Robert de Groot, a ShakeAlert operations team lead, said the ShakeAlert project has been communicating with the research team and other linguistically diverse communities to advance the goal of “earthquake early warning for all.”
“USGS ShakeAlert and its state partners are intent on making sure that what they learn from their research actually gets put to use immediately,” he said.
Before Disaster Strikes
Though changes to actual alert systems are important, Takayama emphasized that the bulk of the accessibility improvements needed are to community-based earthquake preparedness and training. “We need to include DHH+ people earlier,” he signed.

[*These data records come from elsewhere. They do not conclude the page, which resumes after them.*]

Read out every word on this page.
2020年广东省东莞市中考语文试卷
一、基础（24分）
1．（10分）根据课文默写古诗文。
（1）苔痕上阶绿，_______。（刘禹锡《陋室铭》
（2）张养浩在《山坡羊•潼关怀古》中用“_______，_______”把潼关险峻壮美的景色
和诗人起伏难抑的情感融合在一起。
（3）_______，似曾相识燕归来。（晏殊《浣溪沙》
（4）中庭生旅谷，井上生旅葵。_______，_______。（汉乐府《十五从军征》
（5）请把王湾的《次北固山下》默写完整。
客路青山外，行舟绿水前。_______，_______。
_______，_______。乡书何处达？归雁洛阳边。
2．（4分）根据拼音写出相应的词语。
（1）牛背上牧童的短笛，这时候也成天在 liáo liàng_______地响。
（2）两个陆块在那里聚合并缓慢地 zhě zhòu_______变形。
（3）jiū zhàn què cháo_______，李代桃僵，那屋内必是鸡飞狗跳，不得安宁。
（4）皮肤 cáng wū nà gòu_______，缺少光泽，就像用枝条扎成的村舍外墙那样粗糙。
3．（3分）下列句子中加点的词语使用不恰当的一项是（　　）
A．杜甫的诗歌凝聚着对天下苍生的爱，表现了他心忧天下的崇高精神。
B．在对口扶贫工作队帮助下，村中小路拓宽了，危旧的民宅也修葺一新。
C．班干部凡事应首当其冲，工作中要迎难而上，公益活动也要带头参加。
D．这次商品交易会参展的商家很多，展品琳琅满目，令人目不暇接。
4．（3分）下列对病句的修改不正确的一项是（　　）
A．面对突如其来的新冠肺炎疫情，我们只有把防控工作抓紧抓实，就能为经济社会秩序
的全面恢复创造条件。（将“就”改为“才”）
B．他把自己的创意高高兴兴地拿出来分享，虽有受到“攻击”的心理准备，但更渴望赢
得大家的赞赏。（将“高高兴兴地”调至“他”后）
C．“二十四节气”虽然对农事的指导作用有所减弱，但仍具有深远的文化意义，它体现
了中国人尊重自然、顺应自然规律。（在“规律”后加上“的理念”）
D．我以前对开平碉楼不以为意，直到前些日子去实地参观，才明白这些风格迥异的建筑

Participants in the study reported that they were relying primarily on informal networks, such as their families or other members of the DHH+ community, for information on how to respond to the alerts. Seven of the eight participants reported that either before or after receiving the initial alerts, they would have liked access to expanded contextual information in ASL and Pro-Tactile American Sign Language, which describes how to respond to alerts.
“The potential for partnering with the disability community is huge here.”
Many DHH+ people experience “dinner table syndrome,” a term that describes the isolation and exclusion that occur when DHH+ people surrounded by hearing people are excluded from conversations. This routine exclusion leads to gaps in knowledge about all kinds of important information, including earthquake preparedness information. Earthquake trainings that occur in schools are not always accessible to DHH+ students, either, said Michele Cooke, a structural geologist at the University of Massachusetts Amherst and a coauthor on the new study who is deaf.
There is “no public information in advance to share with the whole DHH+ community as to what they can expect when these kinds of emergencies happen,” Cooper signed.
In their 2024 paper revealing the dearth of research on earthquake early warning and the DHH+ community, Takayama, Cooper, Cooke, and their coauthors stressed that DHH+ people must be included in conversations about how to improve disaster alert systems and trainings for these systems to be actually accessible to the community.
“The potential for partnering with the disability community is huge here,” Cooper signed.“If scientists, public engagement people, and trainers just reach out to [DHH+] community members, that’s where they’re going to get all these cool ideas about how to make the whole system better.”
Removing barriers for DHH+ scientists is key to making disaster response systems accessible, too, Takayama signed. “We need more of them.”